The moral of the story – begin teaching others to become smarter! Seriously, you will retain more of what you learned if you prepare and hopefully teach others the techniques you’ve learned. It is called the Feynman Technique and it defines how to quickly learn pretty much anything. The concept breaks a topic down into its core and then explains it a 5 year old.

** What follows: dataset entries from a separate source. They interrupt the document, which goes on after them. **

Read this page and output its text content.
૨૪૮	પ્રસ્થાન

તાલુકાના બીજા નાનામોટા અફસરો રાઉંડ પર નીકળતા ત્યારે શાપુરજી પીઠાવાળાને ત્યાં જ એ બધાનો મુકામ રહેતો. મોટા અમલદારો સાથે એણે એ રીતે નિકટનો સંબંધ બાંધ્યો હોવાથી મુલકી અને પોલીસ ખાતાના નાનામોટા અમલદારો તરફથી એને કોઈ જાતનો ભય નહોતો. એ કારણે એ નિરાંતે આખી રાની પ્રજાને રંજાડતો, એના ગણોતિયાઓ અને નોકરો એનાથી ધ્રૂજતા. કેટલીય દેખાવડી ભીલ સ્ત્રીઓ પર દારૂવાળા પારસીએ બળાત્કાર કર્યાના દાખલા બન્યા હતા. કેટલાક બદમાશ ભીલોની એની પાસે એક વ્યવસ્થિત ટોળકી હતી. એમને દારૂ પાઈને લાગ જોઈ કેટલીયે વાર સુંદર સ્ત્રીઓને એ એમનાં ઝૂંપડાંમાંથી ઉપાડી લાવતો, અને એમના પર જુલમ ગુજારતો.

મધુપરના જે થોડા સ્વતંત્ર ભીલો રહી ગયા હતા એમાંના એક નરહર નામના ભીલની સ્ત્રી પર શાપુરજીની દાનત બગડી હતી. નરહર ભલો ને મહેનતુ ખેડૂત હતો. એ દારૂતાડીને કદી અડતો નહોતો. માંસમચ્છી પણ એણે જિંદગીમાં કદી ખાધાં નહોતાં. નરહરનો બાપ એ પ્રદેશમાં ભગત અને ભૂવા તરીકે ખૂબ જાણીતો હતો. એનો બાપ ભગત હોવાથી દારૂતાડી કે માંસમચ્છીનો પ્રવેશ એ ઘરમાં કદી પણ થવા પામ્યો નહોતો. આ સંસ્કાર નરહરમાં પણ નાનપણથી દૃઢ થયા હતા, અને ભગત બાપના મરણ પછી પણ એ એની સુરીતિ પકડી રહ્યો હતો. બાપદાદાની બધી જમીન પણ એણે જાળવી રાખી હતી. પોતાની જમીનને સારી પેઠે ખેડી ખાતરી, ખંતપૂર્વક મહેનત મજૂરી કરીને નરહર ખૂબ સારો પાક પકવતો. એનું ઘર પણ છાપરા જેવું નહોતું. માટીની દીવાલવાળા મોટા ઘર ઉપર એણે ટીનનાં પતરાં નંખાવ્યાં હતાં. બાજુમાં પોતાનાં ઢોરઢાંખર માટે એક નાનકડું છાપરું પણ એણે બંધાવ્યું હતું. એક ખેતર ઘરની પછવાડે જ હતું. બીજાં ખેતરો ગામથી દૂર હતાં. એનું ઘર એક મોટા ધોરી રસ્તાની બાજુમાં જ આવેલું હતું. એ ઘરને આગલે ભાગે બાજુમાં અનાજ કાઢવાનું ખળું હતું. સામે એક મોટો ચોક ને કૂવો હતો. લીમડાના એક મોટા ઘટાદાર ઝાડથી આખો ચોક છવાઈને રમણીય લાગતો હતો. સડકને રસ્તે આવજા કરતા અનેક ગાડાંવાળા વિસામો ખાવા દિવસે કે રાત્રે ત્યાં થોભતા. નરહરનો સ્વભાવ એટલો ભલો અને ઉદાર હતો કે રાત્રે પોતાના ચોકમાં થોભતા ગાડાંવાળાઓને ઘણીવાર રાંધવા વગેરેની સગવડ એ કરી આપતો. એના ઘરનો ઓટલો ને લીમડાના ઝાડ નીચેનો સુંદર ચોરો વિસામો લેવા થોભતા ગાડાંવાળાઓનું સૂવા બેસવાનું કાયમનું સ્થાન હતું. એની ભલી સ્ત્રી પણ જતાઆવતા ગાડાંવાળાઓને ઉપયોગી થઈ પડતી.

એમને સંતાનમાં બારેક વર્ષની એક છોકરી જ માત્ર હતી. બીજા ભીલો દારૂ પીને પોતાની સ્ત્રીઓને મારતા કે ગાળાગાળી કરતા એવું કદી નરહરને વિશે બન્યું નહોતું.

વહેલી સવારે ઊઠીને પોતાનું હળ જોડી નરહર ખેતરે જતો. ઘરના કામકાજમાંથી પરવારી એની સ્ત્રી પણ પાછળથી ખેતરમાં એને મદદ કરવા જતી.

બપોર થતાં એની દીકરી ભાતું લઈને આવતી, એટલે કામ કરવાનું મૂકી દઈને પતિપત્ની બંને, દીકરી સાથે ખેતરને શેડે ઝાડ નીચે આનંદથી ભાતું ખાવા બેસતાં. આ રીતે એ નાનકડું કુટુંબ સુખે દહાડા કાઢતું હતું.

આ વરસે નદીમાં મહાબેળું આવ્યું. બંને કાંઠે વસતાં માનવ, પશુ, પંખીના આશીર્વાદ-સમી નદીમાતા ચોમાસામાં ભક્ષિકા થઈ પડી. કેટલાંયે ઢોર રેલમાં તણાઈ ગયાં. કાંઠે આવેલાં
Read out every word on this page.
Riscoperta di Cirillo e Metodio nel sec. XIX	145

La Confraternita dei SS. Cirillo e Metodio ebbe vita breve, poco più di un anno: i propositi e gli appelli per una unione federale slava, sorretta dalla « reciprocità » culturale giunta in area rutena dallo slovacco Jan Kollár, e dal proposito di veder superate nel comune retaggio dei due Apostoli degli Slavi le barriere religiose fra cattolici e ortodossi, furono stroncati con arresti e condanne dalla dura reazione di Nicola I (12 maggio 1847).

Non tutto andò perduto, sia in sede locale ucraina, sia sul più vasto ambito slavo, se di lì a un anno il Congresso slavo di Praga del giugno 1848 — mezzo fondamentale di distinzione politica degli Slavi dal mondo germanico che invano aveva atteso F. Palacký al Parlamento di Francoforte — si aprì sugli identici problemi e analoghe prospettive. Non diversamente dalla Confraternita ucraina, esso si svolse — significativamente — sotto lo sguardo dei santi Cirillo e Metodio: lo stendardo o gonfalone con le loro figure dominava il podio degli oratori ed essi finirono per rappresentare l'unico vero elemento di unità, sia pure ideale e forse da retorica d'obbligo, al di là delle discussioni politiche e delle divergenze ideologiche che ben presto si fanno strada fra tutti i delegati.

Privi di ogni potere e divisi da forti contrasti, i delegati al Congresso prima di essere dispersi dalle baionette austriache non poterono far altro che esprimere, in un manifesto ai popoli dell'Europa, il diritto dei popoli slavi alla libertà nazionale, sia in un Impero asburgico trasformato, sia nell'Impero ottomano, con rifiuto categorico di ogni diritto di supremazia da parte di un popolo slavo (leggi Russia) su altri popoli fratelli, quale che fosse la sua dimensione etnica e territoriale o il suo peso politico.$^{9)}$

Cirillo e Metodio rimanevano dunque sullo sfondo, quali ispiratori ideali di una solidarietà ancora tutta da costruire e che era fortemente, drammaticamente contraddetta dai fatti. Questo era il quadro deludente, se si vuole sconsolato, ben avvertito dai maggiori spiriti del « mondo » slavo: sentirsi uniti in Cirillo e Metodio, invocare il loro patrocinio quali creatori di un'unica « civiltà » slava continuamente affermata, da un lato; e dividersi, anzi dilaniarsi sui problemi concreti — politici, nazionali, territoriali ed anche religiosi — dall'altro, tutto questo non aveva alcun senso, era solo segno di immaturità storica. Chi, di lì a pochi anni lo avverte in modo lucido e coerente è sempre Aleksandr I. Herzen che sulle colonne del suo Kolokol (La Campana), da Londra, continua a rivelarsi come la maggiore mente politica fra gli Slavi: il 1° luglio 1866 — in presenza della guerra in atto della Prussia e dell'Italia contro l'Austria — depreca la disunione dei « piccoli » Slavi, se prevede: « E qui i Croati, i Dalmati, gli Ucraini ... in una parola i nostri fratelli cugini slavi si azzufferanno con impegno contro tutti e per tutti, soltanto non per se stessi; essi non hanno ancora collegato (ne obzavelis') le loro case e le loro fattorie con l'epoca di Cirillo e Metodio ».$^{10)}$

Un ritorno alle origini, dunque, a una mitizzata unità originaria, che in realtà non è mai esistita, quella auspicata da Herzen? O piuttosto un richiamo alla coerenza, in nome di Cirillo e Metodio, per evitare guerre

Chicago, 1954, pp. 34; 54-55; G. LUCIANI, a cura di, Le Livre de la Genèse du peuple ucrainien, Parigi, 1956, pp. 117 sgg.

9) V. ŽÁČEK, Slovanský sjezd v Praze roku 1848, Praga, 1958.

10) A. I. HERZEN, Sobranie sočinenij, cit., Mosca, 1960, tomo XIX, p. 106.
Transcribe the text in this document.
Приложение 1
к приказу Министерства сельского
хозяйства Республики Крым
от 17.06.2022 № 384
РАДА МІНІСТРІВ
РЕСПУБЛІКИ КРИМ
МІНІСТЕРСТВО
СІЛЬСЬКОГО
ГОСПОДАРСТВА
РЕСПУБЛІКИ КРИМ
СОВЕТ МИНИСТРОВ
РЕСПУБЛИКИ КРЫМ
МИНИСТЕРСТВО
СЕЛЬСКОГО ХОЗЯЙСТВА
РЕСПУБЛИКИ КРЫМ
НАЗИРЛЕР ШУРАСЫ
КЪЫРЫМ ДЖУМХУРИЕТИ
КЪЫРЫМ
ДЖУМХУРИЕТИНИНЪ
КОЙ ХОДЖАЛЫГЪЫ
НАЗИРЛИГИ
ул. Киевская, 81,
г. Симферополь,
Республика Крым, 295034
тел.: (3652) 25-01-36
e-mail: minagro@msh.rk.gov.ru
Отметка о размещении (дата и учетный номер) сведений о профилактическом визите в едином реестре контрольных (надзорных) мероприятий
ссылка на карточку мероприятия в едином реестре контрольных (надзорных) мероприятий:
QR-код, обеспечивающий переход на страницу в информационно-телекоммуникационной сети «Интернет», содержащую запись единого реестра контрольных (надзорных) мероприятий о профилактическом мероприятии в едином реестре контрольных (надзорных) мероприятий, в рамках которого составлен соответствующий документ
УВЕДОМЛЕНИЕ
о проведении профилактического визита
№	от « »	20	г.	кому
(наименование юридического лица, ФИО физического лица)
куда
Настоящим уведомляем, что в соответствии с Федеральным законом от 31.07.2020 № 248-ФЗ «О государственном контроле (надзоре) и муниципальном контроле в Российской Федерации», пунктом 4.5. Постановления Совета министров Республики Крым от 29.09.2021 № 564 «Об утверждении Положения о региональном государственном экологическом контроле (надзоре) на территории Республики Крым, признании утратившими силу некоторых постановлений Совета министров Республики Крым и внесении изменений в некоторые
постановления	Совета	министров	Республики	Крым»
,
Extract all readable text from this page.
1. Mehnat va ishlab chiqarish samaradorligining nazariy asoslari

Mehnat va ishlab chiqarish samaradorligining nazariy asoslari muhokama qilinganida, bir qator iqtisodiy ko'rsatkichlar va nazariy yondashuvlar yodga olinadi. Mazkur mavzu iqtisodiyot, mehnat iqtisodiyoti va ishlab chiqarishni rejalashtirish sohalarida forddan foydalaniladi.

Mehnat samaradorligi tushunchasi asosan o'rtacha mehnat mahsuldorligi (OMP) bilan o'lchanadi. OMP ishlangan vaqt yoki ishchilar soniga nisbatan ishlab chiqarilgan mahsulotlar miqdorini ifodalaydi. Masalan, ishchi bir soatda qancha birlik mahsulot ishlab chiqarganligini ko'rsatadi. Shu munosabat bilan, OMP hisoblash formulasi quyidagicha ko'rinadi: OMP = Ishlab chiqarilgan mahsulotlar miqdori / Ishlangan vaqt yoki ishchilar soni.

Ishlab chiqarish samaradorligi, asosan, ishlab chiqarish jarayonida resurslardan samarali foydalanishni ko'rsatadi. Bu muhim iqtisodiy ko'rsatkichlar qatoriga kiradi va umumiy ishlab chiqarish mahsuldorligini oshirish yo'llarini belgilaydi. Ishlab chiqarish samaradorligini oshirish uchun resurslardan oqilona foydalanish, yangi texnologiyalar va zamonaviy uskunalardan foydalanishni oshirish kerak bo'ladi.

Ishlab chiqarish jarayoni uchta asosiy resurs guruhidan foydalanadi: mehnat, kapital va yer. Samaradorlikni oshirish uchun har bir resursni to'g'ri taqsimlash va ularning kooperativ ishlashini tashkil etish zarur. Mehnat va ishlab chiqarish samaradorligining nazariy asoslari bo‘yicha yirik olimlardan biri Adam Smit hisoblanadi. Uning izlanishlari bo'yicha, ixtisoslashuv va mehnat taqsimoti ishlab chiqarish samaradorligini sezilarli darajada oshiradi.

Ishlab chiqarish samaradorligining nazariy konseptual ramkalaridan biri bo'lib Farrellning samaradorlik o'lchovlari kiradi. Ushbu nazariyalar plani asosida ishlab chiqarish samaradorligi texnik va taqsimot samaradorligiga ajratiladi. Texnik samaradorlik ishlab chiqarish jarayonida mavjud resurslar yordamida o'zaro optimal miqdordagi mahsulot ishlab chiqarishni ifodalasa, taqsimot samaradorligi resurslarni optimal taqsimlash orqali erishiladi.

There are several variations on the web, but the technique may be defined as:

  1. Choose a Concept
  2. Explain it to a 5 year old
  3. Understand your knowledge gap
  4. Simplify as much as possible
    1. Use Analogies, stories, etc..

In the Real-World

The process really is straightforward. We want to write an explanation that is simple, not stupid and unintelligent, but simple, clear, and concise. Here are the steps:

  1. Get out a piece of paper (or word, etc.)
  2. At the top write the topic or subject you want to clarify and teach to another
  3. Begin explaining the topic in your writing on the paper.
    1. Use simple language
    2. Use Diagrams
    3. Use Analogies and stories
  4. Review the draft for lack of clarity or missing content.
    1. Go back and research
    2. Update the document and continue the loop reviewed in #3 above
  5. Final review is looking to see that we’ve obtained clarity.
    1. Look for any technical jargon, etc..
    2. Update the document to provide additional clarity


Record Yourself

Another technique I recommend is recording yourself. With today’s technology you can easily record and review your progress. Check if you are clear and concise when teaching the topic or are you pausing, skipping, or just lost on the details? Do this until you are able to explain the topic clearly. The camera will help you with presentation skills as well.